- Born: George Herbert Hamilton Bryan 9 April 1921 Kegworth, Leicestershire, UK
- Died: 20 September 2013 (aged 92) Tamworth, Staffordshire, UK
- Occupation: Businessman
- Years active: Unknown
- Known for: Founder of Drayton Manor Theme Park
- Spouse: Vera Bryan (1942–2013; his death)
- Children: Colin Bryan Andrew Bryan Jane Bryan

= George Bryan (British businessman) =

British businessperson

George Herbert Hamilton Bryan OBE (9 April 1921 – 20 September 2013) was a British businessman who was the managing director of the then Drayton Manor Theme Park. He founded the company with his wife Vera, in 1949.

==Career highlights==

===Entertainment Industry===
George Bryan worked alongside his father, William Bryan, a decorated First World War pilot, to help reestablish his amusement park, after it had been closed down for the war. His father was one of the country's biggest inventors and manufacturers of mechanical coin-operated amusement machines. These included "Nudist Colony" (or the "Live Peep Show"). Mr Bryan was determined to establish a business of his own, and set about purchasing land with his wife Vera, to form their own attraction.

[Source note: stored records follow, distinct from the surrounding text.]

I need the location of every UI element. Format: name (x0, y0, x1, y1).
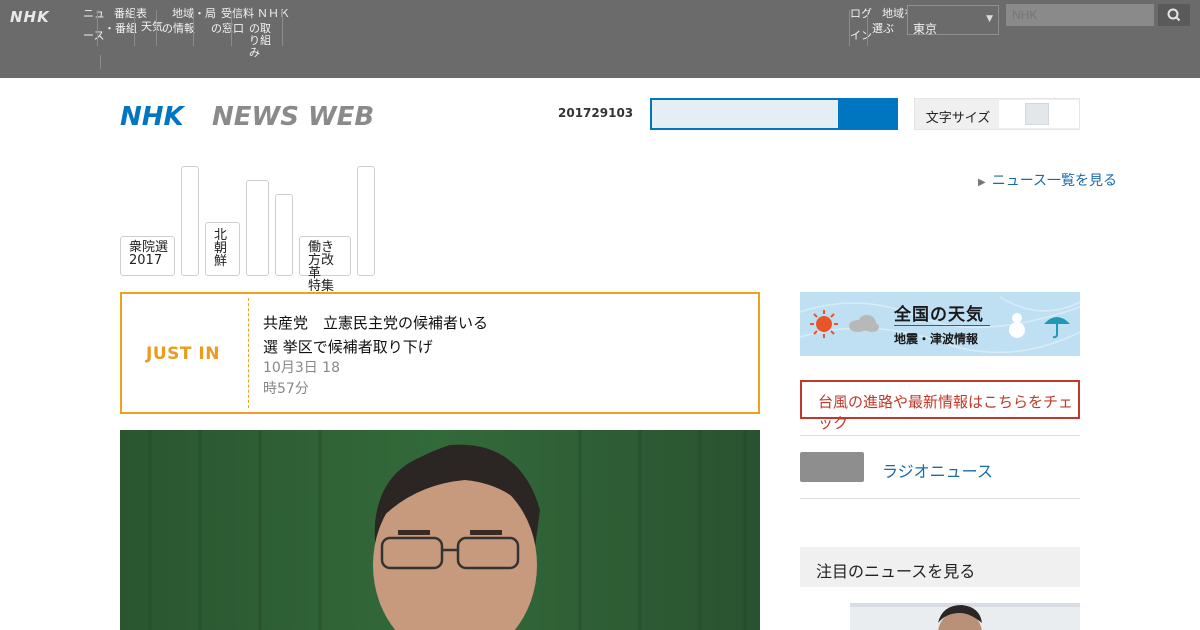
news-photo-image (120, 430, 760, 630)
nav-label: ログ (850, 7, 872, 20)
logo-nhk-text: NHK (120, 102, 186, 132)
text-size-toggle[interactable]: 文字サイズ (914, 98, 1080, 130)
timestamp-line: 時57分 (263, 381, 309, 397)
nav-divider (156, 10, 157, 46)
nav-label: ニュ (83, 7, 105, 20)
global-nav-bar: NHK ニュ ース 番組表 ・番組 天気 地域・局 の情報 受信料 の窓口 ＮＨ… (0, 0, 1200, 78)
date-display: 201729103 (558, 106, 634, 120)
just-in-timestamp: 10月3日 18 時57分 (263, 358, 340, 400)
top-news-photo[interactable] (120, 430, 760, 630)
sun-icon (810, 310, 838, 338)
site-search-button[interactable] (840, 98, 898, 130)
chevron-down-icon: ▼ (986, 14, 993, 24)
typhoon-alert-link[interactable]: 台風の進路や最新情報はこちらをチェック (800, 380, 1080, 432)
nav-label: 天気 (141, 20, 163, 33)
just-in-headline[interactable]: 共産党 立憲民主党の候補者いる 選 挙区で候補者取り下げ (263, 311, 723, 359)
site-search-input[interactable] (650, 98, 840, 130)
nav-divider (100, 55, 101, 69)
timestamp-line: 10月3日 18 (263, 360, 340, 376)
featured-news-thumbnail[interactable] (850, 603, 1080, 630)
nav-label: イン (850, 29, 872, 42)
umbrella-icon (1044, 317, 1070, 339)
news-list-link[interactable]: ▶ ニュース一覧を見る (978, 170, 1117, 190)
tab-election-2017[interactable]: 衆院選 2017 (120, 236, 175, 276)
headline-line: 共産党 立憲民主党の候補者いる (263, 314, 489, 332)
region-select[interactable]: 東京 ▼ (907, 5, 999, 36)
nav-divider (282, 10, 283, 46)
nav-label: の窓口 (211, 22, 244, 35)
cloud-icon (849, 315, 879, 332)
nhk-logo[interactable]: NHK (10, 8, 50, 26)
logo-newsweb-text: NEWS WEB (212, 102, 374, 132)
just-in-box[interactable]: JUST IN 共産党 立憲民主党の候補者いる 選 挙区で候補者取り下げ 10月… (120, 292, 760, 414)
tab-empty[interactable] (357, 166, 375, 276)
snowman-icon (1009, 313, 1025, 338)
nav-label: ＮＨＫ (257, 7, 290, 20)
just-in-label: JUST IN (146, 344, 220, 364)
tab-work-reform[interactable]: 働き方改革 特集 (299, 236, 351, 293)
global-nav-item-fees[interactable]: 受信料 の窓口 (211, 8, 254, 35)
nhk-news-web-logo[interactable]: NHK NEWS WEB (120, 98, 380, 132)
tab-empty[interactable] (181, 166, 199, 276)
global-nav-item-weather[interactable]: 天気 (141, 21, 163, 33)
featured-news-header: 注目のニュースを見る (800, 547, 1080, 587)
nav-divider (193, 10, 194, 46)
nav-divider (867, 10, 868, 46)
login-link[interactable]: ログ イン (850, 8, 872, 42)
toggle-knob[interactable] (1025, 103, 1049, 125)
nav-label: 番組表 (114, 7, 147, 20)
nhk-search-input[interactable] (1006, 4, 1154, 26)
nav-label: ース (83, 29, 105, 42)
weather-banner[interactable]: 全国の天気 地震・津波情報 (800, 292, 1080, 356)
alert-text: 台風の進路や最新情報はこちらをチェック (818, 393, 1074, 432)
divider (800, 498, 1080, 499)
region-select-value: 東京 (913, 22, 938, 36)
nav-divider (231, 10, 232, 46)
weather-title: 全国の天気 (894, 305, 984, 325)
global-nav-item-regions[interactable]: 地域・局 の情報 (162, 8, 216, 35)
text-size-label: 文字サイズ (925, 111, 991, 126)
thumbnail-image (850, 603, 1080, 630)
tab-label: 働き方改革 (308, 240, 335, 281)
section-title: 注目のニュースを見る (816, 562, 976, 581)
divider (800, 435, 1080, 436)
global-nav-item-initiatives[interactable]: ＮＨＫ の取り組み (249, 8, 290, 59)
tab-label: 鮮 (214, 254, 228, 269)
tab-north-korea[interactable]: 北朝 鮮 (205, 222, 240, 276)
tab-label: 北朝 (214, 228, 228, 256)
radio-news-button[interactable] (800, 452, 864, 482)
news-list-link-label: ニュース一覧を見る (991, 173, 1118, 189)
weather-divider (894, 325, 990, 326)
nhk-search-button[interactable] (1158, 4, 1190, 26)
triangle-right-icon: ▶ (978, 177, 986, 188)
radio-news-link[interactable]: ラジオニュース (882, 458, 993, 482)
tab-empty[interactable] (275, 194, 293, 276)
tab-label: 2017 (129, 253, 163, 268)
headline-line: 選 挙区で候補者取り下げ (263, 338, 433, 356)
nav-divider (97, 10, 98, 46)
nav-label: 受信料 (221, 7, 254, 20)
global-nav-item-news[interactable]: ニュ ース (83, 8, 105, 42)
search-icon (1167, 8, 1181, 22)
tab-empty[interactable] (246, 180, 269, 276)
nav-label: 地域・局 (172, 7, 216, 20)
toggle-track[interactable] (999, 100, 1079, 128)
nav-label: の取り組み (249, 22, 271, 59)
nav-divider (134, 10, 135, 46)
nav-label: の情報 (162, 22, 195, 35)
just-in-divider (248, 298, 249, 408)
earthquake-tsunami-link[interactable]: 地震・津波情報 (894, 330, 978, 347)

===Drayton Manor Theme Park===
George Bryan bought the 80-acre site near Tamworth, Staffordshire for £12,000 in 1949 and opened Drayton Manor Theme Park the year after. The site was the residue of the former ancestral estate of the Victorian prime minister Sir Robert Peel. Peel and his family were declared bankrupt in 1911, with most of the house pulled down soon after. During the Second World War the estate was used as a storage depot by the Army, which left behind a sea of brambles and mounds of rubbish. Mr Bryan, his wife and a small team set about rejuvenating the site, and six months later the park was ready. When the theme park opened in 1950, it had one restaurant, a tea room, three hand-operated rides, and a set of second hand dodgem cars.

==Personal life==
George Bryan was born on 9 April 1921 at Kegworth, Leicestershire, where his father ran a slot machine business, and was involved in the creation of the famous Peephole machine. He went on to study engineering at Loughborough University, where his studies were interrupted by the outbreak of war. He volunteered for the Army, serving in the Warwickshires, and then the Royal Army Ordnance, before joining the Royal Engineers. He spent several years in the Egyptian desert repairing tanks and armoured cars within the Royal Army Ordnance.

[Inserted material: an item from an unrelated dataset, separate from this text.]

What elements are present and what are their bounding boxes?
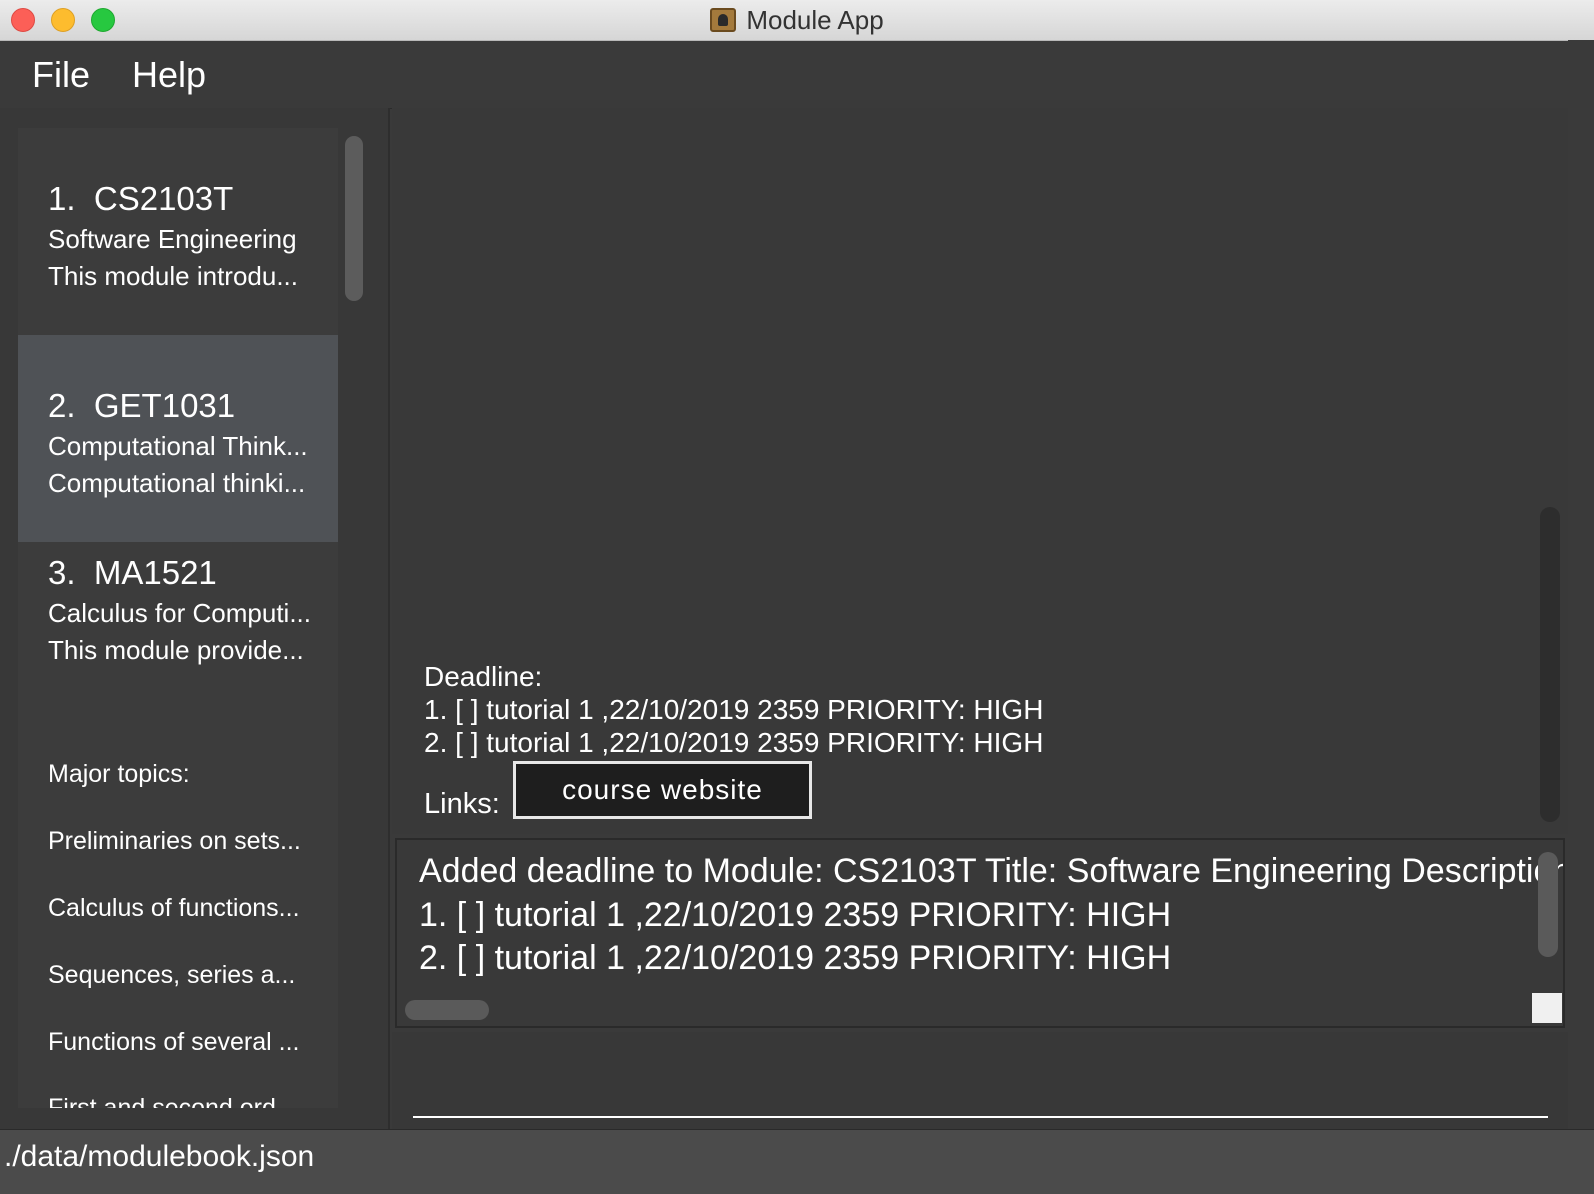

While based at Arborfield in Buckinghamshire in 1942, Bryan met his future wife, Vera Cartlidge. When they married in December that year, during one of George's vacation leaves, they served up tinned ham and potatoes to their wedding guests and enjoyed a three-night honeymoon at the Bonnington Hotel in London, the highlight of which was a trip to the cinema to see James Cagney in Yankee Doodle Dandy.

After demob, he helped his father-in-law to get his amusement park, which had been closed for the duration of the war, up and running again, but after two years decided to branch out on his own.

A generous philanthropist who supported many local causes, George Bryan was appointed OBE in 2004.
He is survived by his wife and by their daughter and two sons – one of whom, Colin, is managing director of the family business.